Se me cocinan las cosas dentro despacísimo y mis revelaciones son siempre tardías


Probábamos distintos estilos, incluido el de la hoja de hierba, que se llama así porque se supone que los caracteres quedan ligeros, finos y arremolinados, como la hierba movida por el viento, pero a mí me salían frenéticos, fruto de un ataque de nervios. Mi profesor asentía, volvía a decir lo buena que era la caligrafía para estar "azí" haciendo caligrafía y subiéndose las gafas con el índice me daba alguna indicación de la que yo entendía el 25%. Con eso íbamos tirando.

Un día, para facilitar la comunicación, se trajo a su hija, una universitaria parlanchina que pasó la tarde haciéndole constar todo lo que decía en dialecto. Él, que creía estar todo el rato hablando un mandarín puro, no daba crédito. "¿Eso tampoco se dice? ¿Tampoco lo va a entender?", preguntaba escandalizado con los ojos en blanco. Qué cruz la suya.

Llegó el momento de repetir las utilidades de la caligrafía, el asentimiento seco, el desliz de las gafas, mi asunción resignada. La chica me miró entonces y me dijo muy despacio, como si fuera una inconsciente: "Lo que quiere decir es que lo bueno de la caligrafía es que, mientras la practicas, no puedes hacer nada más, que ese rato solo te dedicas a eso".

Esa lección me llegó tarde. Ni siquiera me caló en aquel momento porque soy muy lenta, se me cocinan las cosas dentro despacísimo y mis revelaciones son siempre tardías, cuando ya todo el mundo las sabe. Una de las razones por las que, además de admirar cómo escribe, tengo verdadero cariño a David Foster Wallace (cariño como si fuera mi amigo, ese cariño) es que a él le pasó lo mismo. Cuenta su biógrafo lo que tardó en darse cuenta de la felicidad que hay dentro de la concentración, de dedicarse a una actividad y sumergirse en ella, de ensimismarse, de apasionarse y entregarse, de salir de ella como si ascendieras a la superficie después de bucear, cambiando de presión y de elemento, tanto que te perdiste. Es algo que solo llegó a aprender en la mediana edad, después de mil horas de terapia, eternos tratamientos contra la depresión, recaídas, intentos de suicidio, cientos y cientos de páginas escritas.

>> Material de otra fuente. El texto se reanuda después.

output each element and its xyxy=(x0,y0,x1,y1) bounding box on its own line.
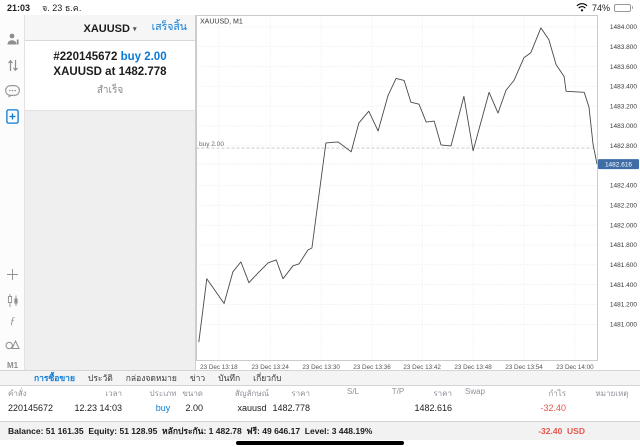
col-header-5: ราคา xyxy=(291,389,310,398)
quotes-updown-icon[interactable] xyxy=(0,58,25,73)
positions-table-row[interactable]: 220145672 12.23 14:03 buy 2.00 xauusd 1482.77… xyxy=(0,403,640,419)
tab-4[interactable]: บันทึก xyxy=(218,373,241,383)
objects-icon[interactable] xyxy=(0,338,25,350)
status-bar: 21:03 จ. 23 ธ.ค. 74% xyxy=(0,0,640,15)
y-tick-label-0: 1484.000 xyxy=(610,24,637,31)
status-date: จ. 23 ธ.ค. xyxy=(42,2,82,13)
col-header-7: T/P xyxy=(391,387,405,396)
y-tick-label-10: 1481.800 xyxy=(610,242,637,249)
bottom-tab-bar: การซื้อขาย ประวัติ กล่องจดหมาย ข่าว บันทึก เก… xyxy=(0,370,640,386)
y-tick-label-14: 1481.000 xyxy=(610,322,637,329)
tab-3[interactable]: ข่าว xyxy=(189,373,206,383)
y-tick-label-6: 1482.800 xyxy=(610,143,637,150)
col-header-0: คำสั่ง xyxy=(8,389,27,398)
cell-10: -32.40 xyxy=(540,403,566,413)
col-header-1: เวลา xyxy=(105,389,122,398)
col-header-11: หมายเหตุ xyxy=(595,389,629,398)
price-line xyxy=(198,27,598,343)
buy-position-label: buy 2.00 xyxy=(199,141,224,148)
indicators-icon[interactable]: ƒ xyxy=(9,315,16,327)
account-summary-bar: Balance: 51 161.35 Equity: 51 128.95 หลั… xyxy=(0,421,640,440)
col-header-2: ประเภท xyxy=(149,389,177,398)
col-header-6: S/L xyxy=(346,387,359,396)
trade-account-icon[interactable] xyxy=(0,32,25,46)
x-tick-label-5: 23 Dec 13:48 xyxy=(454,364,492,370)
crosshair-icon[interactable] xyxy=(0,268,25,281)
trade-confirmation: #220145672 buy 2.00 XAUUSD at 1482.778 ส… xyxy=(25,41,195,111)
cell-5: 1482.778 xyxy=(272,403,310,413)
y-tick-label-2: 1483.600 xyxy=(610,64,637,71)
x-tick-label-7: 23 Dec 14:00 xyxy=(556,364,594,370)
x-tick-label-3: 23 Dec 13:36 xyxy=(353,364,391,370)
y-tick-label-3: 1483.400 xyxy=(610,84,637,91)
y-tick-label-11: 1481.600 xyxy=(610,262,637,269)
tab-0[interactable]: การซื้อขาย xyxy=(34,373,75,383)
candlestick-chart-icon[interactable] xyxy=(0,293,25,308)
x-tick-label-0: 23 Dec 13:18 xyxy=(200,364,238,370)
account-summary: Balance: 51 161.35 Equity: 51 128.95 หลั… xyxy=(8,426,373,436)
positions-table-header: คำสั่ง เวลา ประเภท ขนาด สัญลักษณ์ ราคา S/L T/P ร… xyxy=(0,387,640,402)
x-tick-label-2: 23 Dec 13:30 xyxy=(302,364,340,370)
done-button[interactable]: เสร็จสิ้น xyxy=(151,21,187,33)
price-chart[interactable]: 1484.000 1483.800 1483.600 1483.400 1483.200… xyxy=(196,15,640,370)
col-header-4: สัญลักษณ์ xyxy=(234,389,270,398)
col-header-8: ราคา xyxy=(433,389,452,398)
cell-4: xauusd xyxy=(237,403,267,413)
y-tick-label-8: 1482.200 xyxy=(610,203,637,210)
clock: 21:03 xyxy=(7,2,31,13)
cell-3: 2.00 xyxy=(185,403,203,413)
battery-percent: 74% xyxy=(591,2,610,13)
cell-8: 1482.616 xyxy=(414,403,452,413)
y-tick-label-9: 1482.000 xyxy=(610,222,637,229)
tab-5[interactable]: เกี่ยวกับ xyxy=(253,373,282,383)
x-tick-label-6: 23 Dec 13:54 xyxy=(505,364,543,370)
y-tick-label-1: 1483.800 xyxy=(610,44,637,51)
trade-panel: XAUUSD ▾ เสร็จสิ้น #220145672 buy 2.00 X… xyxy=(25,15,196,370)
chart-symbol-label: XAUUSD, M1 xyxy=(200,19,243,26)
y-tick-label-5: 1483.000 xyxy=(610,123,637,130)
current-price-value: 1482.616 xyxy=(605,162,632,169)
y-tick-label-7: 1482.400 xyxy=(610,183,637,190)
symbol-selector[interactable]: XAUUSD ▾ xyxy=(83,23,137,35)
trade-panel-header: XAUUSD ▾ เสร็จสิ้น xyxy=(25,15,195,41)
plot-area xyxy=(196,15,598,361)
total-profit: -32.40 USD xyxy=(538,426,585,436)
y-tick-label-12: 1481.400 xyxy=(610,282,637,289)
cell-1: 12.23 14:03 xyxy=(74,403,122,413)
cell-0: 220145672 xyxy=(8,403,54,413)
cell-2: buy xyxy=(155,403,171,413)
timeframe-button[interactable]: M1 xyxy=(6,361,19,370)
fill-line: XAUUSD at 1482.778 xyxy=(53,66,167,78)
x-tick-label-1: 23 Dec 13:24 xyxy=(251,364,289,370)
chat-icon[interactable] xyxy=(0,85,25,98)
battery-icon xyxy=(614,3,633,12)
order-status: สำเร็จ xyxy=(96,85,124,96)
current-price-badge xyxy=(598,159,639,170)
col-header-9: Swap xyxy=(464,387,485,396)
tab-1[interactable]: ประวัติ xyxy=(87,373,113,383)
order-side: buy 2.00 xyxy=(120,51,167,63)
col-header-10: กำไร xyxy=(548,389,566,398)
wifi-icon xyxy=(576,2,588,14)
y-tick-label-4: 1483.200 xyxy=(610,103,637,110)
new-order-icon[interactable] xyxy=(0,109,25,124)
home-indicator[interactable] xyxy=(236,441,404,445)
x-tick-label-4: 23 Dec 13:42 xyxy=(403,364,441,370)
y-tick-label-13: 1481.200 xyxy=(610,302,637,309)
order-line: #220145672 buy 2.00 xyxy=(53,51,167,63)
tab-2[interactable]: กล่องจดหมาย xyxy=(125,373,177,383)
left-toolbar: ƒ M1 xyxy=(0,15,25,370)
col-header-3: ขนาด xyxy=(182,389,203,398)
chevron-down-icon: ▾ xyxy=(133,26,137,33)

Lo dicen los budistas -cuando como, como; cuando duermo, duermo- lo dice el maldito mindfulness -aquí y ahora- lo dice Thomas Merton -que nos llama a concentrarnos en silencio-. Lo dicen las vidas perseverantes de los científicos probando algo mil veces, de los músicos ensayando hasta el aburrimiento, del jardinero empeñado en cuidar una variedad que siempre se le muere. Lo dicen los niños, nosotros mismos cuando lo fuimos, la burbuja en la que vivíamos escuchando historias repetidas o pintando sin salirnos del margen, pequeñeces que nos duraban horas. Lo dice nuestra mirada perdida mientras picamos cebolla y luego pimiento y luego puerro, sin repasar nada, sin recordar nada, sin anticipar nada, solo cuidando de no cortarnos.

Que me lo hayan dicho tantas veces y haya tardado tanto en aprenderlo. Que lo vaya a recordar siempre zarabeteado, lo buena, lo buenísima que es la caligrafía para detenerse, para concentrarse, para estar "azí" haciendo caligrafía.